I see the work of these 120 or so people in Hamburg as forwarding the truth of what Jesus proclaimed in the Gospel of John: “If I be lifted up, I will draw all things, all people to myself.” As the Keiskamma Altarpiece makes its way from cathedral to cathedral in the Episcopal Church, we are drawn into communion with these people who have been diabolically isolated by disease, poverty, and inhumanity. The nature of evil is to shatter the integrity of creation; the nature of godly creation is to redeem and re-member that which has been broken. These women and men are working with and within the energy of the Trinity to bring us into the harmony of the new creation.
Thinking about the Keiskamma Altarpiece brought to mind the Isenheim Altarpiece, a point of inspiration for the Hamburg artists. One scene on the second layer of the Isenheim Altarpiece has fired my imagination for years. Flanking the Annunciation is an Angel Concert for the Mother and Child. In the angel choir is a startling figure, a wild, rough creature, wholly unlike anything else in the scene.

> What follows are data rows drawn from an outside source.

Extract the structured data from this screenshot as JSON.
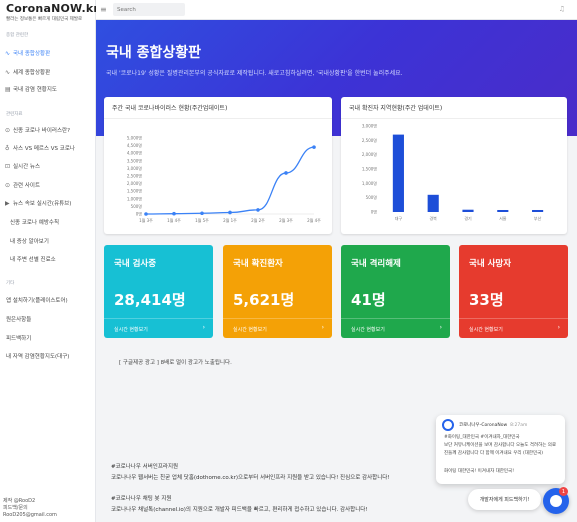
{
  "brand": {
    "title": "CoronaNOW.kr",
    "subtitle": "빨라는 정보통은 빠르게 대립민국 제발로"
  },
  "header": {
    "search_placeholder": "Search"
  },
  "sidebar": {
    "section1": "종합 관련한",
    "items1": [
      {
        "icon": "∿",
        "label": "국내 종합상황판"
      },
      {
        "icon": "∿",
        "label": "세계 종합상황판"
      },
      {
        "icon": "▤",
        "label": "국내 감염 현황지도"
      }
    ],
    "section2": "관련자료",
    "items2": [
      {
        "icon": "⊙",
        "label": "신종 코로나 바이러스란?"
      },
      {
        "icon": "♁",
        "label": "사스 VS 메르스 VS 코로나"
      },
      {
        "icon": "⊡",
        "label": "실시간 뉴스"
      },
      {
        "icon": "⊙",
        "label": "관련 사이트"
      },
      {
        "icon": "▶",
        "label": "뉴스 속보 실시간(유튜브)"
      },
      {
        "icon": "",
        "label": "신종 코로나 예방수칙"
      },
      {
        "icon": "",
        "label": "내 증상 알아보기"
      },
      {
        "icon": "",
        "label": "내 주변 선별 진료소"
      }
    ],
    "section3": "기타",
    "items3": [
      {
        "label": "앱 설치하기(플레이스토어)"
      },
      {
        "label": "원은사항들"
      },
      {
        "label": "피드백하기"
      },
      {
        "label": "내 자역 감염현황지도(대구)"
      }
    ],
    "footer": [
      "제작 @RooD2",
      "피드백/문의",
      "RooD205@gmail.com"
    ]
  },
  "hero": {
    "title": "국내 종합상황판",
    "description": "국내 '코로나19' 성황은 질병관리본부의 공식자료로 제작됩니다. 새로고침하실려면, '국내상황판'을 한번더 눌러주세요."
  },
  "line_card_title": "주간 국내 코로나바이러스 현황(주간업데이트)",
  "bar_card_title": "국내 확진자 지역현황(주간 업데이트)",
  "chart_data": [
    {
      "type": "line",
      "x": [
        "1월 3주",
        "1월 4주",
        "1월 5주",
        "2월 1주",
        "2월 2주",
        "2월 3주",
        "2월 4주"
      ],
      "values": [
        0,
        20,
        50,
        100,
        270,
        2700,
        4400
      ],
      "ylim": [
        0,
        5000
      ],
      "yticks": [
        "0명",
        "500명",
        "1,000명",
        "1,500명",
        "2,000명",
        "2,500명",
        "3,000명",
        "3,500명",
        "4,000명",
        "4,500명",
        "5,000명"
      ],
      "color": "#3b82f6",
      "grid": false
    },
    {
      "type": "bar",
      "categories": [
        "대구",
        "경북",
        "경기",
        "서울",
        "부산"
      ],
      "values": [
        2700,
        600,
        80,
        70,
        70
      ],
      "ylim": [
        0,
        3000
      ],
      "yticks": [
        "0명",
        "500명",
        "1,000명",
        "1,500명",
        "2,000명",
        "2,500명",
        "3,000명"
      ],
      "color": "#1d4ed8",
      "grid": false
    }
  ],
  "stats": [
    {
      "label": "국내 검사중",
      "value": "28,414명",
      "link": "실시간 현황보기",
      "color": "#17c0d4"
    },
    {
      "label": "국내 확진환자",
      "value": "5,621명",
      "link": "실시간 현황보기",
      "color": "#f4a106"
    },
    {
      "label": "국내 격리해제",
      "value": "41명",
      "link": "실시간 현황보기",
      "color": "#1fa84c"
    },
    {
      "label": "국내 사망자",
      "value": "33명",
      "link": "실시간 현황보기",
      "color": "#e63b2e"
    }
  ],
  "ad_text": "[ 구글제공 광고 ] 8배로 얼이 광고가 노출됩니다.",
  "info": {
    "server_head": "#코로나나우 서버인프라지원",
    "server_text": "코로나나우 웹서버는 친굳 업체 닷홈(dothome.co.kr)으로부터 서버인프라 지원을 받고 있습니다! 진심으로 감사합니다!",
    "channel_head": "#코로나나우 채팅 봇 지원",
    "channel_text": "코로나나우 채널톡(channel.io)의 지원으로 개발자 피드백을 빠르고, 편리하게 접수하고 있습니다. 감사합니다!"
  },
  "chat": {
    "sender": "코로나나우-CoronaNow",
    "time": "8:27am",
    "lines": [
      "#화이팅_대한민국 #이겨내자_대한민국",
      "보단 커뮤니케이션을 보며 감사합니다 오늘도 격려하는 의료",
      "진들께 감사합니다 다 함께 이겨내요 우리 (대한민국)",
      "",
      "화이팅 대한민국! 이겨내자 대한민국!"
    ],
    "button_label": "개발자에게 피드백하기!",
    "badge": "1"
  }
}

In my view this wild creature, playing with the rest of the angel choir, rapt in adoration of the Mother and Child, is an illustration of what Jesus was proclaiming; that all those seen as living on the margins of the world, are, in Christ, being brought into relationship with all else, as they are related to Christ.
I used to say the marginal was being brought into the center, but I no longer think this. The threshold, the margin, is where God’s subversive, creative energy works, where we find our potential manifesting. So, it would be more accurate to say that we who imagined ourselves to inhabit a center, of privilege, are being drawn into the creative tension of the margins. But in the startling world of Christ-centeredness, the distinctions between margin and center disappear.
Our Presiding Bishop is on her way to Tanzania, to meet with the Archbishop of Canterbury and the Primates of the Anglican Communion. A woman primate who has supported the full inclusion of gay and lesbian people is apparently a de-centering experience for some. It is worth remembering, for me, the story of Nathaniel having to reconsider his preconceptions about the Messiah, who he is, whence he would come, upon his meeting with Jesus (“Can anything good come out of Nazareth?”). This God we worship, embodied in Jesus the Christ, reproduced in people who follow Jesus, seems to be in the habit of meeting us where we least expect, in the lives of those to whom we have not paid attention.
In March, a group of us from the Diocese of California, joining the Pilgrimage for Peace, will travel to South Africa to be part of the TEAM Conference. There we will focus on the AIDS pandemic, especially as it is being experienced in Africa, and on the relief of global suffering through the Millennium Development Goals, and we will do some work for HOPE Africa. The forty youth, young adults, and adults who will comprise the 2007 Pilgrimage for Peace at the TEAM Conference will be taking their part in Christ’s drawing of the world into communion.
I hope you will pray for Katharine and the Primates, for the Pilgrimage for Peace, and for the TEAM Conference. By praying for us, I wonder if you might think of supporting one of the young pilgrims from Alabama, Rhode Island, Olympia or California? I have learned that prayer is all we do when our intention is towards God. The pilgrims will be carrying you with them, and will be seeking to help us, when they return, connect to the whole, as the Keiskamma Altarpiece is doing even now.